May 13, 2015 - Premises Liability

Floor mats used in commercial settings often receive little notice until something goes wrong. This is because most of us encounter commercial floor mats almost every day. They are used in convenience stores near entrances as well as underneath soda dispensers. Many restaurants also employ the use of mats in their kitchens and preparation areas. These mats help to provide no-slip traction in areas where frequent spills of liquids and other slippery substances frequently occur.

Despite their obvious advantages, improper placement and care of these commercial mats can create slip and fall hazards of their own. This is important because accidents involving slips, trips and falls represent the number one cause of insurance claims made by customers throughout the retail industry. These types of accidents are also one of several leading causes of employee accidents. Here are some tips that can make the use of commercial mats safer for everyone:

— Selecting the proper type of mat is important. A good match should have beveled edges and thick rubber backing to prevent rolling objects such as carts and dollies from bunching it up. Bunched mats can cause people walking over them to trip on the uneven surface.

— The amount of expected foot traffic should influence proper mat selection. A map that is at least five feet in length will usually have sufficient weight and size to remain secured to the floor under heavy foot traffic.

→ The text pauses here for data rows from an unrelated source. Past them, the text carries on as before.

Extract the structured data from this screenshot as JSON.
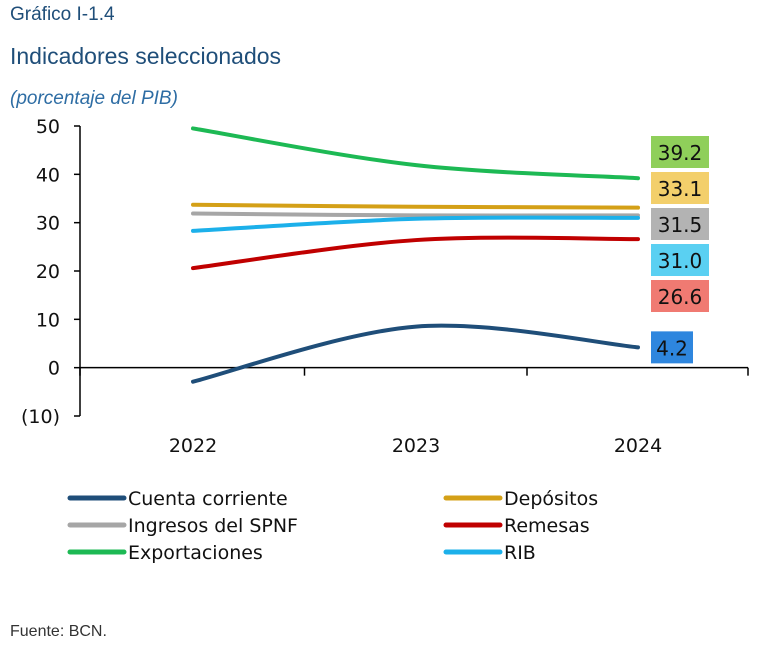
{
  "header": {
    "label": "Gráfico I-1.4",
    "title": "Indicadores seleccionados",
    "subtitle": "(porcentaje del PIB)"
  },
  "source": "Fuente: BCN.",
  "chart_data": {
    "type": "line",
    "x": [
      "2022",
      "2023",
      "2024"
    ],
    "ylim": [
      -10,
      50
    ],
    "yticks": [
      -10,
      0,
      10,
      20,
      30,
      40,
      50
    ],
    "ytick_labels": [
      "(10)",
      "0",
      "10",
      "20",
      "30",
      "40",
      "50"
    ],
    "series": [
      {
        "name": "Cuenta corriente",
        "color": "#1f4e79",
        "values": [
          -2.9,
          8.5,
          4.2
        ],
        "label": "4.2",
        "label_bg": "#2e86de"
      },
      {
        "name": "Depósitos",
        "color": "#d4a017",
        "values": [
          33.7,
          33.3,
          33.1
        ],
        "label": "33.1",
        "label_bg": "#f3cf6b"
      },
      {
        "name": "Ingresos del SPNF",
        "color": "#a6a6a6",
        "values": [
          31.9,
          31.5,
          31.5
        ],
        "label": "31.5",
        "label_bg": "#b3b3b3"
      },
      {
        "name": "Remesas",
        "color": "#c00000",
        "values": [
          20.6,
          26.4,
          26.6
        ],
        "label": "26.6",
        "label_bg": "#f07a72"
      },
      {
        "name": "Exportaciones",
        "color": "#1db954",
        "values": [
          49.5,
          41.9,
          39.2
        ],
        "label": "39.2",
        "label_bg": "#8fcf5a"
      },
      {
        "name": "RIB",
        "color": "#1cb0ea",
        "values": [
          28.3,
          30.8,
          31.0
        ],
        "label": "31.0",
        "label_bg": "#5ad0f2"
      }
    ],
    "legend_position": "bottom",
    "grid": false
  }
}
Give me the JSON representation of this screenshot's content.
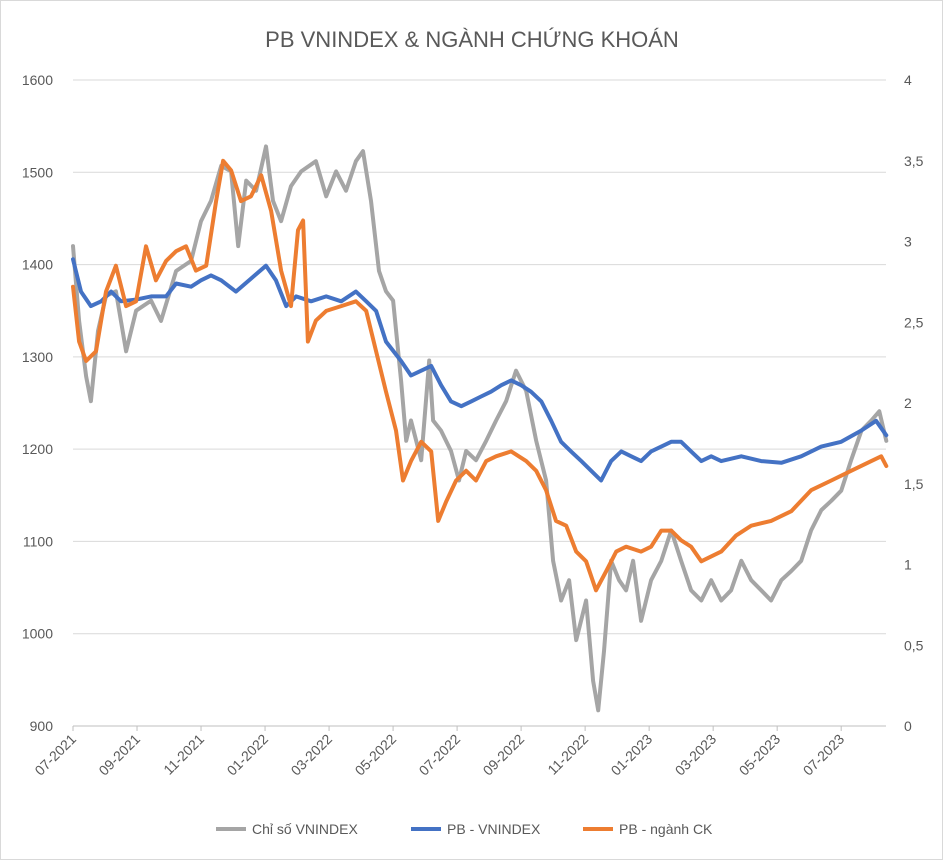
{
  "chart_data": {
    "type": "line",
    "title": "PB VNINDEX & NGÀNH CHỨNG KHOÁN",
    "x_unit": "months since 07-2021",
    "xlim": [
      0,
      25.4
    ],
    "x_ticks": [
      {
        "x": 0,
        "label": "07-2021"
      },
      {
        "x": 2,
        "label": "09-2021"
      },
      {
        "x": 4,
        "label": "11-2021"
      },
      {
        "x": 6,
        "label": "01-2022"
      },
      {
        "x": 8,
        "label": "03-2022"
      },
      {
        "x": 10,
        "label": "05-2022"
      },
      {
        "x": 12,
        "label": "07-2022"
      },
      {
        "x": 14,
        "label": "09-2022"
      },
      {
        "x": 16,
        "label": "11-2022"
      },
      {
        "x": 18,
        "label": "01-2023"
      },
      {
        "x": 20,
        "label": "03-2023"
      },
      {
        "x": 22,
        "label": "05-2023"
      },
      {
        "x": 24,
        "label": "07-2023"
      }
    ],
    "y_left": {
      "lim": [
        900,
        1600
      ],
      "ticks": [
        900,
        1000,
        1100,
        1200,
        1300,
        1400,
        1500,
        1600
      ],
      "labels": [
        "900",
        "1000",
        "1100",
        "1200",
        "1300",
        "1400",
        "1500",
        "1600"
      ]
    },
    "y_right": {
      "lim": [
        0,
        4
      ],
      "ticks": [
        0,
        0.5,
        1,
        1.5,
        2,
        2.5,
        3,
        3.5,
        4
      ],
      "labels": [
        "0",
        "0,5",
        "1",
        "1,5",
        "2",
        "2,5",
        "3",
        "3,5",
        "4"
      ]
    },
    "grid": true,
    "legend_position": "bottom",
    "series": [
      {
        "name": "Chỉ số VNINDEX",
        "axis": "left",
        "color": "#a5a5a5",
        "points": [
          [
            0,
            1420
          ],
          [
            0.19,
            1339
          ],
          [
            0.41,
            1279
          ],
          [
            0.56,
            1252
          ],
          [
            0.78,
            1328
          ],
          [
            1.03,
            1366
          ],
          [
            1.34,
            1371
          ],
          [
            1.66,
            1306
          ],
          [
            1.97,
            1350
          ],
          [
            2.44,
            1361
          ],
          [
            2.75,
            1339
          ],
          [
            3.22,
            1393
          ],
          [
            3.69,
            1404
          ],
          [
            4.0,
            1447
          ],
          [
            4.31,
            1469
          ],
          [
            4.63,
            1507
          ],
          [
            4.94,
            1501
          ],
          [
            5.16,
            1420
          ],
          [
            5.41,
            1491
          ],
          [
            5.72,
            1480
          ],
          [
            6.03,
            1528
          ],
          [
            6.25,
            1469
          ],
          [
            6.5,
            1447
          ],
          [
            6.81,
            1485
          ],
          [
            7.13,
            1501
          ],
          [
            7.59,
            1512
          ],
          [
            7.91,
            1474
          ],
          [
            8.22,
            1501
          ],
          [
            8.53,
            1480
          ],
          [
            8.84,
            1512
          ],
          [
            9.06,
            1523
          ],
          [
            9.31,
            1469
          ],
          [
            9.56,
            1393
          ],
          [
            9.78,
            1371
          ],
          [
            10.0,
            1361
          ],
          [
            10.25,
            1274
          ],
          [
            10.41,
            1209
          ],
          [
            10.56,
            1231
          ],
          [
            10.88,
            1188
          ],
          [
            11.13,
            1296
          ],
          [
            11.25,
            1231
          ],
          [
            11.5,
            1220
          ],
          [
            11.81,
            1198
          ],
          [
            12.06,
            1166
          ],
          [
            12.28,
            1198
          ],
          [
            12.59,
            1188
          ],
          [
            12.91,
            1209
          ],
          [
            13.22,
            1231
          ],
          [
            13.53,
            1252
          ],
          [
            13.84,
            1285
          ],
          [
            14.16,
            1263
          ],
          [
            14.47,
            1209
          ],
          [
            14.78,
            1166
          ],
          [
            15.0,
            1079
          ],
          [
            15.25,
            1036
          ],
          [
            15.5,
            1058
          ],
          [
            15.72,
            993
          ],
          [
            16.03,
            1036
          ],
          [
            16.25,
            949
          ],
          [
            16.41,
            917
          ],
          [
            16.59,
            981
          ],
          [
            16.81,
            1079
          ],
          [
            17.06,
            1058
          ],
          [
            17.28,
            1047
          ],
          [
            17.5,
            1079
          ],
          [
            17.75,
            1014
          ],
          [
            18.06,
            1058
          ],
          [
            18.38,
            1079
          ],
          [
            18.69,
            1112
          ],
          [
            19.0,
            1079
          ],
          [
            19.31,
            1047
          ],
          [
            19.63,
            1036
          ],
          [
            19.94,
            1058
          ],
          [
            20.25,
            1036
          ],
          [
            20.56,
            1047
          ],
          [
            20.88,
            1079
          ],
          [
            21.19,
            1058
          ],
          [
            21.5,
            1047
          ],
          [
            21.81,
            1036
          ],
          [
            22.13,
            1058
          ],
          [
            22.44,
            1068
          ],
          [
            22.75,
            1079
          ],
          [
            23.06,
            1112
          ],
          [
            23.38,
            1134
          ],
          [
            23.69,
            1144
          ],
          [
            24.0,
            1155
          ],
          [
            24.31,
            1188
          ],
          [
            24.63,
            1220
          ],
          [
            24.94,
            1231
          ],
          [
            25.19,
            1241
          ],
          [
            25.41,
            1209
          ]
        ]
      },
      {
        "name": "PB - VNINDEX",
        "axis": "right",
        "color": "#4472c4",
        "points": [
          [
            0,
            2.89
          ],
          [
            0.25,
            2.69
          ],
          [
            0.56,
            2.6
          ],
          [
            0.88,
            2.63
          ],
          [
            1.19,
            2.69
          ],
          [
            1.5,
            2.63
          ],
          [
            1.97,
            2.64
          ],
          [
            2.44,
            2.66
          ],
          [
            2.91,
            2.66
          ],
          [
            3.22,
            2.74
          ],
          [
            3.69,
            2.72
          ],
          [
            4.0,
            2.76
          ],
          [
            4.31,
            2.79
          ],
          [
            4.63,
            2.76
          ],
          [
            5.09,
            2.69
          ],
          [
            5.56,
            2.77
          ],
          [
            6.03,
            2.85
          ],
          [
            6.34,
            2.76
          ],
          [
            6.66,
            2.6
          ],
          [
            6.97,
            2.66
          ],
          [
            7.44,
            2.63
          ],
          [
            7.91,
            2.66
          ],
          [
            8.38,
            2.63
          ],
          [
            8.84,
            2.69
          ],
          [
            9.16,
            2.63
          ],
          [
            9.47,
            2.57
          ],
          [
            9.78,
            2.38
          ],
          [
            10.25,
            2.26
          ],
          [
            10.56,
            2.17
          ],
          [
            10.88,
            2.2
          ],
          [
            11.19,
            2.23
          ],
          [
            11.5,
            2.11
          ],
          [
            11.81,
            2.01
          ],
          [
            12.13,
            1.98
          ],
          [
            12.44,
            2.01
          ],
          [
            12.75,
            2.04
          ],
          [
            13.06,
            2.07
          ],
          [
            13.38,
            2.11
          ],
          [
            13.69,
            2.14
          ],
          [
            14.0,
            2.11
          ],
          [
            14.31,
            2.07
          ],
          [
            14.63,
            2.01
          ],
          [
            14.94,
            1.89
          ],
          [
            15.25,
            1.76
          ],
          [
            15.56,
            1.7
          ],
          [
            15.88,
            1.64
          ],
          [
            16.19,
            1.58
          ],
          [
            16.5,
            1.52
          ],
          [
            16.81,
            1.64
          ],
          [
            17.13,
            1.7
          ],
          [
            17.44,
            1.67
          ],
          [
            17.75,
            1.64
          ],
          [
            18.06,
            1.7
          ],
          [
            18.38,
            1.73
          ],
          [
            18.69,
            1.76
          ],
          [
            19.0,
            1.76
          ],
          [
            19.31,
            1.7
          ],
          [
            19.63,
            1.64
          ],
          [
            19.94,
            1.67
          ],
          [
            20.25,
            1.64
          ],
          [
            20.88,
            1.67
          ],
          [
            21.5,
            1.64
          ],
          [
            22.13,
            1.63
          ],
          [
            22.75,
            1.67
          ],
          [
            23.38,
            1.73
          ],
          [
            24.0,
            1.76
          ],
          [
            24.63,
            1.83
          ],
          [
            25.09,
            1.89
          ],
          [
            25.41,
            1.8
          ]
        ]
      },
      {
        "name": "PB - ngành CK",
        "axis": "right",
        "color": "#ed7d31",
        "points": [
          [
            0,
            2.72
          ],
          [
            0.19,
            2.38
          ],
          [
            0.41,
            2.26
          ],
          [
            0.72,
            2.32
          ],
          [
            1.03,
            2.69
          ],
          [
            1.34,
            2.85
          ],
          [
            1.66,
            2.6
          ],
          [
            1.97,
            2.63
          ],
          [
            2.28,
            2.97
          ],
          [
            2.59,
            2.76
          ],
          [
            2.91,
            2.88
          ],
          [
            3.22,
            2.94
          ],
          [
            3.53,
            2.97
          ],
          [
            3.84,
            2.82
          ],
          [
            4.16,
            2.85
          ],
          [
            4.47,
            3.25
          ],
          [
            4.69,
            3.5
          ],
          [
            4.94,
            3.44
          ],
          [
            5.25,
            3.25
          ],
          [
            5.56,
            3.28
          ],
          [
            5.88,
            3.41
          ],
          [
            6.19,
            3.19
          ],
          [
            6.5,
            2.82
          ],
          [
            6.81,
            2.6
          ],
          [
            7.03,
            3.07
          ],
          [
            7.19,
            3.13
          ],
          [
            7.34,
            2.38
          ],
          [
            7.59,
            2.51
          ],
          [
            7.91,
            2.57
          ],
          [
            8.38,
            2.6
          ],
          [
            8.84,
            2.63
          ],
          [
            9.16,
            2.57
          ],
          [
            9.47,
            2.32
          ],
          [
            9.78,
            2.07
          ],
          [
            10.09,
            1.83
          ],
          [
            10.31,
            1.52
          ],
          [
            10.56,
            1.64
          ],
          [
            10.88,
            1.76
          ],
          [
            11.19,
            1.7
          ],
          [
            11.41,
            1.27
          ],
          [
            11.66,
            1.39
          ],
          [
            11.97,
            1.52
          ],
          [
            12.28,
            1.58
          ],
          [
            12.59,
            1.52
          ],
          [
            12.91,
            1.64
          ],
          [
            13.22,
            1.67
          ],
          [
            13.69,
            1.7
          ],
          [
            14.16,
            1.64
          ],
          [
            14.47,
            1.58
          ],
          [
            14.78,
            1.46
          ],
          [
            15.09,
            1.27
          ],
          [
            15.41,
            1.24
          ],
          [
            15.72,
            1.08
          ],
          [
            16.03,
            1.02
          ],
          [
            16.34,
            0.84
          ],
          [
            16.66,
            0.96
          ],
          [
            16.97,
            1.08
          ],
          [
            17.28,
            1.11
          ],
          [
            17.75,
            1.08
          ],
          [
            18.06,
            1.11
          ],
          [
            18.38,
            1.21
          ],
          [
            18.69,
            1.21
          ],
          [
            19.0,
            1.15
          ],
          [
            19.31,
            1.11
          ],
          [
            19.63,
            1.02
          ],
          [
            19.94,
            1.05
          ],
          [
            20.25,
            1.08
          ],
          [
            20.72,
            1.18
          ],
          [
            21.19,
            1.24
          ],
          [
            21.81,
            1.27
          ],
          [
            22.44,
            1.33
          ],
          [
            23.06,
            1.46
          ],
          [
            23.69,
            1.52
          ],
          [
            24.31,
            1.58
          ],
          [
            24.94,
            1.64
          ],
          [
            25.25,
            1.67
          ],
          [
            25.41,
            1.61
          ]
        ]
      }
    ]
  }
}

— Mats should be properly stored when not in use. Folding mats can create ridges or humps when removed from storage and placed onto the ground. Those uneven surfaces can sometimes create tripping hazards in an otherwise functional mat. It’s better to roll mats into a bundle when storing them.

Pennsylvania residents injured by an improperly placed or defective mat need to know about premises liability law. Without getting too technical, this legal theory means that property owners have a duty to exercise reasonable care to remove hazards that might injure people allowed to come onto their property.

In other words, you may be able to sue a property owner if his or her negligent use of commercial mats caused you some injury. An attorney with experience in Pennsylvania’s premises liability laws can assist you in seeking a recovery to compensate you for your medical costs and any time that your injury may have prevented you from working.